Maduro pasará a la historia como el primer jefe de Estado latinoamericano sancionado y sitúa su nombre al lado de otra veintena de funcionarios venezolanos que ya han sido notificados de sus restricciones, entre ellos, la presidenta del CNE y el ex tesorero de la estatal Pdvsa.

No habían pasado 24 horas desde que se conoció el resultado de una Asamblea Nacional Constituyente -convocada por Maduro en medio de cuatro meses de continuas protestas en su contra-, cuando Estados Unidos movió las piezas del tablero, esto se suma a las declaraciones en ráfagas que ha recibido desconociendo el evento electoral. La celebración de los 8 millones de votos a favor de un cuestionado proceso electoral quedó relegado a segundo plano durante este lunes.
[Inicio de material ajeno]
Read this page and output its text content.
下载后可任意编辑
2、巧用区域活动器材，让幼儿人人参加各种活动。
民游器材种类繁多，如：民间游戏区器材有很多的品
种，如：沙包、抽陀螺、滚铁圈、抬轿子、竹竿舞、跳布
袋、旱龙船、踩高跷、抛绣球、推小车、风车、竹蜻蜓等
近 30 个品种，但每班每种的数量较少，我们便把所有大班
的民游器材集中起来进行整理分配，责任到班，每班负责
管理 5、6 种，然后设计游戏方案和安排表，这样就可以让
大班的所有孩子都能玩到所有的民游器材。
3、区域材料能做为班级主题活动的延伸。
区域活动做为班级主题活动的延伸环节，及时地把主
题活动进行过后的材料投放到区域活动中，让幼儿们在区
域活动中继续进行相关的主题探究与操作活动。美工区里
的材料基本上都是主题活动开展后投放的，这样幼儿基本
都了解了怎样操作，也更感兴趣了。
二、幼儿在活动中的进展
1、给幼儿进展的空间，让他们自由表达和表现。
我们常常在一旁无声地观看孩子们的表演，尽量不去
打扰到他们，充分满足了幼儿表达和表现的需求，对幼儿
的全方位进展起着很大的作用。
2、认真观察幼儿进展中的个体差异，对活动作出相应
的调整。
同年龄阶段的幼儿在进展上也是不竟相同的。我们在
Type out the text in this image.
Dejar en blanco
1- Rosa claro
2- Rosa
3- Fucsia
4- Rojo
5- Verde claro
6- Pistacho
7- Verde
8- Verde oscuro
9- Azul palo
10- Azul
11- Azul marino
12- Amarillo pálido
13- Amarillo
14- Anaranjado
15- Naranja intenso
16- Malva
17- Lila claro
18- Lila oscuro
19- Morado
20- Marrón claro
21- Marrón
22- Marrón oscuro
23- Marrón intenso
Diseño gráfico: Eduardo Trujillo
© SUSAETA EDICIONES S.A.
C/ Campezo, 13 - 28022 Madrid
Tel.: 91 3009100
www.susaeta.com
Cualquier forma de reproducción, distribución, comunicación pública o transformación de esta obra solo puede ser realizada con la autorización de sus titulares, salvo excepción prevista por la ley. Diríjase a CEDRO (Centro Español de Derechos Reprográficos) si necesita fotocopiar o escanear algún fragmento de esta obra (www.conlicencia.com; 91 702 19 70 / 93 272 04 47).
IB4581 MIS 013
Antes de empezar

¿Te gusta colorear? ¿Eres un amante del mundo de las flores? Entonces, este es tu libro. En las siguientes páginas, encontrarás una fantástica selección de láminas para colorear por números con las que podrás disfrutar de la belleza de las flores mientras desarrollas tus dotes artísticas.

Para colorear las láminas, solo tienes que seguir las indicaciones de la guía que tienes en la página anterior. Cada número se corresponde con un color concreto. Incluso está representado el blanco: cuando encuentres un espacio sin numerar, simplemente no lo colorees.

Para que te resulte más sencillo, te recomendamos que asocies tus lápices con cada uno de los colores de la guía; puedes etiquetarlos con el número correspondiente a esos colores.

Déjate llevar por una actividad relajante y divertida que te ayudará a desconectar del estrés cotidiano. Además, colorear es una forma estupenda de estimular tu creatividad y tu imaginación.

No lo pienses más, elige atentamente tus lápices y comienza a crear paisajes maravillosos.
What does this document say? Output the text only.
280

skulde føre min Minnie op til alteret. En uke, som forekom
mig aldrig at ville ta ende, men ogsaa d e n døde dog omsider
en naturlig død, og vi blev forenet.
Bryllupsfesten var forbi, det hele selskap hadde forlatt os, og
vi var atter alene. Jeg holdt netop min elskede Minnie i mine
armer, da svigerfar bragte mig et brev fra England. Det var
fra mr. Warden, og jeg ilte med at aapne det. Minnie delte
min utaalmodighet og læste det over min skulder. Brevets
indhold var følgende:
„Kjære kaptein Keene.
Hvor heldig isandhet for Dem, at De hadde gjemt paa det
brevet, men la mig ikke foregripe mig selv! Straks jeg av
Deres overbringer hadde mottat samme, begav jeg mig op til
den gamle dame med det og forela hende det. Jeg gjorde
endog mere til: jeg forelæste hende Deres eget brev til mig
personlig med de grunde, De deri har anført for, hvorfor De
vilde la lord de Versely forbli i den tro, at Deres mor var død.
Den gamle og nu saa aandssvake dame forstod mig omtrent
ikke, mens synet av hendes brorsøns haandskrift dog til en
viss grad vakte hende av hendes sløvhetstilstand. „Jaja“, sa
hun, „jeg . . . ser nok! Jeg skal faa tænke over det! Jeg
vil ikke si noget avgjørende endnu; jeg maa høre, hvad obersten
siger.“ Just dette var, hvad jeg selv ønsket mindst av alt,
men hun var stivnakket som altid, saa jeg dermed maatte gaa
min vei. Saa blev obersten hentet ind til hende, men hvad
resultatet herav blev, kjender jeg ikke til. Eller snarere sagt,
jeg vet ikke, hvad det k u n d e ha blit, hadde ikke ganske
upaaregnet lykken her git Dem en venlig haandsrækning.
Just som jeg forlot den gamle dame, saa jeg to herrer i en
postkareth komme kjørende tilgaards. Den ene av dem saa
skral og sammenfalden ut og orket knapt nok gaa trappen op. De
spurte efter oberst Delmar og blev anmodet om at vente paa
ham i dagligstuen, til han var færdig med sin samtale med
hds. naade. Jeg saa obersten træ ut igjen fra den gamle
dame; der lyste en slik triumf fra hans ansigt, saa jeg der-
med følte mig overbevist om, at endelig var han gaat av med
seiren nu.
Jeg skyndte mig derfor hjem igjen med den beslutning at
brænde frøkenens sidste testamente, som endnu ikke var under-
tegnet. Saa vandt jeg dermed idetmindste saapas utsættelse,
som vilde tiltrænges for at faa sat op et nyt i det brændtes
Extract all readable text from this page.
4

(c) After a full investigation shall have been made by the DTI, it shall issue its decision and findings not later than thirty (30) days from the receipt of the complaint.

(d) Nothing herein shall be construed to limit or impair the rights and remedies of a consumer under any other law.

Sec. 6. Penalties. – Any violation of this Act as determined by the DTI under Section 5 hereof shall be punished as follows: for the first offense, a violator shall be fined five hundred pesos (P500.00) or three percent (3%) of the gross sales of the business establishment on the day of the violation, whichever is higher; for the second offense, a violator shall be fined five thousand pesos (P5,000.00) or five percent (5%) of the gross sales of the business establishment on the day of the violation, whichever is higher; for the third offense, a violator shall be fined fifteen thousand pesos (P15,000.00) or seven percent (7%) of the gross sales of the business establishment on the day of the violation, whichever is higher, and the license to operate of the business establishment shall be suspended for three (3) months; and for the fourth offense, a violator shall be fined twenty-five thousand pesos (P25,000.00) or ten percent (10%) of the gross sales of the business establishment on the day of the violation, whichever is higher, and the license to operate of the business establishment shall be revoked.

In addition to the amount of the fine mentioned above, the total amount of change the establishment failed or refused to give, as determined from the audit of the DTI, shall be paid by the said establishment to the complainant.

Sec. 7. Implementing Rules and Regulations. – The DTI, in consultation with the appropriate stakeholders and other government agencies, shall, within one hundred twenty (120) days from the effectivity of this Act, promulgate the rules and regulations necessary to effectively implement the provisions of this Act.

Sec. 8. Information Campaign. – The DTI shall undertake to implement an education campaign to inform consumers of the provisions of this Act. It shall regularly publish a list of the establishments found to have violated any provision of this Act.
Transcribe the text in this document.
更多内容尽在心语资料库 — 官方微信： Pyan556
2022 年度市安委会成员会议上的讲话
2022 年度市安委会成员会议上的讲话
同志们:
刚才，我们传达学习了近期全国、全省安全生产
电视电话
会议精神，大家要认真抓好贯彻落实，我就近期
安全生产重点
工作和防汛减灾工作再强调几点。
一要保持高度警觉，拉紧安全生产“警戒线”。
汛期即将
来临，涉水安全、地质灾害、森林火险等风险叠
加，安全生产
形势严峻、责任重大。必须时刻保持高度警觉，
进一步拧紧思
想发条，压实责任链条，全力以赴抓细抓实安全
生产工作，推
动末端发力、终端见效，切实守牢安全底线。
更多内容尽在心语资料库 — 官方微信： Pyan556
A las 3 de la tarde, tal como estaba anunciado, la Casa Blanca ofreció la noticia frente a un numeroso equipo de prensa que siguen las incidencias de lo que ocurre en Venezuela.

“Las elecciones ilegítimas de ayer confirman que Maduro es un dictador que ignora la voluntad del pueblo venezolano (…) Al sancionar a Maduro, Estados Unidos pone de manifiesto nuestra oposición a las políticas de su régimen y nuestro apoyo al pueblo de Venezuela que busca devolver a su país a una democracia plena y próspera”.

El secretario del Tesoro estadounidense, Steven Mnuchin, fue el vocero encargado de comunicar la noticia que incluye el congelamiento de los activos del mandatario en el país norteamericano y la prohibición de hacer negocios con estadounidenses.

Impacto

La noticia corrió como pólvora. Algunos países ya se habían pronunciado en contra pero esta información aceleró la desconfianza de la comunidad internacional, de las firmas financieras y los tenedores de bonos petroleros.

Las sanciones contra Maduro por parte de su principal socio comercial, Estados Unidos, elevaron la percepción de que Venezuela está cada vez más cerca de fallar en el pago de sus bonos.

Según reseña el medio especializado en economía Bloomberg, la situación política venezolana aceleró algunos escenarios:

1) 62% es la probabilidad implícita, antes de las sanciones, de que el país perdiera un pago en los próximos 12 meses y es el nivel más alto desde marzo de 2016.

2) 95% es la probabilidad de un evento crediticio en los próximos cinco años.

3) 74,33 centavos por dólar es la negociación actual de los bonos de Pdvsa luego de los anuncios, lo que significa una pérdida.

Acciones adicionales

Reseña el artículo que las otras sanciones anunciadas por el Departamento del Tesoro contra Maduro, que están sobre la mesa pero no fueron mencionadas, tendría su punto más álgido con la posibilidad de que Estados Unidos prohíba la venta de petróleo a Venezuela y, con esto, el gobierno se vería obligado a recurrir a otras fuentes para su importación. Esto acarrearía costos mayores, difíciles de subsanar.

Los expertos consideran que la prohibición es menos grave que un embargo de los activos de Pdvsa pero igual se necesita del crudo liviano para mezclarlo con la producción petrolera venezolana que es extrapesada.

Para agosto de 2017, el pago de intereses totaliza $705 millones.